The paper introduces a new simulated annealing algorithm to model the optimal cerebral artery configuration based on energy minimization, validated against real vascular structures.

Findings

Human cerebral vasculature closely resembles the energy-efficient optimal model.

The model accurately reproduces brain perfusion territories with clear regional boundaries.

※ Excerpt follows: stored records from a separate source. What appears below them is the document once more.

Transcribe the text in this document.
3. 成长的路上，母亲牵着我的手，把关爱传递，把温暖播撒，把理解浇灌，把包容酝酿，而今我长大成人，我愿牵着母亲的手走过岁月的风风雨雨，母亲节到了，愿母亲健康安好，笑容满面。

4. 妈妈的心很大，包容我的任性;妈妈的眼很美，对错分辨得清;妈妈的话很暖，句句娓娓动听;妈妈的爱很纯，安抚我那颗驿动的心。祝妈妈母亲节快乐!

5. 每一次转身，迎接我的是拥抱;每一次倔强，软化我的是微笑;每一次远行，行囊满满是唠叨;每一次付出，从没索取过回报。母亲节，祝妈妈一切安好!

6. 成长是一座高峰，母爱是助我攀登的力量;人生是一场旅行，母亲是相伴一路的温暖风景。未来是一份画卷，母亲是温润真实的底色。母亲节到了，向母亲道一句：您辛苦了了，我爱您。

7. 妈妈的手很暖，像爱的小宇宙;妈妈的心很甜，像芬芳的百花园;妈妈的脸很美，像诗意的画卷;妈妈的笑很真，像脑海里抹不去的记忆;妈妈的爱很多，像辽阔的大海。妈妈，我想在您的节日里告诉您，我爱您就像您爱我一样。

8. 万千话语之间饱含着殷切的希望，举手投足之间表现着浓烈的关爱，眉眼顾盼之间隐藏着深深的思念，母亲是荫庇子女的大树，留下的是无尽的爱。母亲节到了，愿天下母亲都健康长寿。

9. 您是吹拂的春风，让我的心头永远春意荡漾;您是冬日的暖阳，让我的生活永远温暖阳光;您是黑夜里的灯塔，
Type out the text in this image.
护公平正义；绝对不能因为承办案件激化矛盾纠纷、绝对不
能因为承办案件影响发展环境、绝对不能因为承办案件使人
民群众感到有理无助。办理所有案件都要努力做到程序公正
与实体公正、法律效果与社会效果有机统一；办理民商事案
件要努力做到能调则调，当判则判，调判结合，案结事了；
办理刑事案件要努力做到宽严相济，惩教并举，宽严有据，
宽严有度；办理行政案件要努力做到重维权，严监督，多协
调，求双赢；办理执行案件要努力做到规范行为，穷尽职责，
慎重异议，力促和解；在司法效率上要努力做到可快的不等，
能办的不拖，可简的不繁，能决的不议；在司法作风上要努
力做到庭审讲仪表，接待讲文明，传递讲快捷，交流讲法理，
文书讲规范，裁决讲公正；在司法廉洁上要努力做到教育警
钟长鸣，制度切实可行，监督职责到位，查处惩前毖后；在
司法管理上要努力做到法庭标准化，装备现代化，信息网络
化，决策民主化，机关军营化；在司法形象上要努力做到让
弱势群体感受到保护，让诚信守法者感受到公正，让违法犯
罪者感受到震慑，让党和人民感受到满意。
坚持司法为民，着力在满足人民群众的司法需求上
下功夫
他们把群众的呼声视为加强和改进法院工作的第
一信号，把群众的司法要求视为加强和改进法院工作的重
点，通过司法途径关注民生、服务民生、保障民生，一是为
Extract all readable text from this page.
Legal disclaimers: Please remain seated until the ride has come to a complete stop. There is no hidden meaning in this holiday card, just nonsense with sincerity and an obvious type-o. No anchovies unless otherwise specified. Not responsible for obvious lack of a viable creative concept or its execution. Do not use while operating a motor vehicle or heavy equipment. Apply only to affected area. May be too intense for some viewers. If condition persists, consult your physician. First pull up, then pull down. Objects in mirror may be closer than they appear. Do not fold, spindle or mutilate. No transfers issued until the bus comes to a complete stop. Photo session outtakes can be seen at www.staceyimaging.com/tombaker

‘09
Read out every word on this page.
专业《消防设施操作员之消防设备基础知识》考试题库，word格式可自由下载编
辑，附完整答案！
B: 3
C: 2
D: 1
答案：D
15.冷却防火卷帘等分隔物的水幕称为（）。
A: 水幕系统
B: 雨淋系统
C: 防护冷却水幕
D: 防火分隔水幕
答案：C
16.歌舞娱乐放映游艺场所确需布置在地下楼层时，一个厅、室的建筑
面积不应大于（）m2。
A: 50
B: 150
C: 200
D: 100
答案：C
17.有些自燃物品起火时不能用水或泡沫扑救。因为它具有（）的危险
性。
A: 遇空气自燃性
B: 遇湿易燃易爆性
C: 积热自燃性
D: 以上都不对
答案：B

Validated vasculature model can aid in stroke modeling and vascular disease analysis.

Abstract

The cerebral arteries are difficult to reproduce from first principles, featuring interwoven territories, and intricate layers of grey and white matter with differing metabolic demand. The aim of this study was to identify the ideal configuration of arteries required to sustain an entire brain hemisphere based on minimisation of the energy required to supply the tissue. The 3D distribution of grey and white matter within a healthy human brain was first segmented from Magnetic Resonance Images. A novel simulated annealing algorithm was then applied to determine the optimal configuration of arteries required to supply brain tissue. The model is validated through comparison of this ideal, entirely optimised, brain vasculature with the known structure of real arteries. This establishes that the human cerebral vasculature is highly optimised; closely resembling the most energy efficient arrangement of vessels. In addition to local adherence to fluid dynamics optimisation principles, the optimised vasculature reproduces global brain perfusion territories with well defined boundaries between anterior, middle and posterior regions. This validated brain vascular model and algorithm can be used for patient-specific modelling of stroke and cerebral haemodynamics, identification of sub-optimal conditions associated with vascular disease, and optimising vascular structures for tissue engineering and artificial organ design.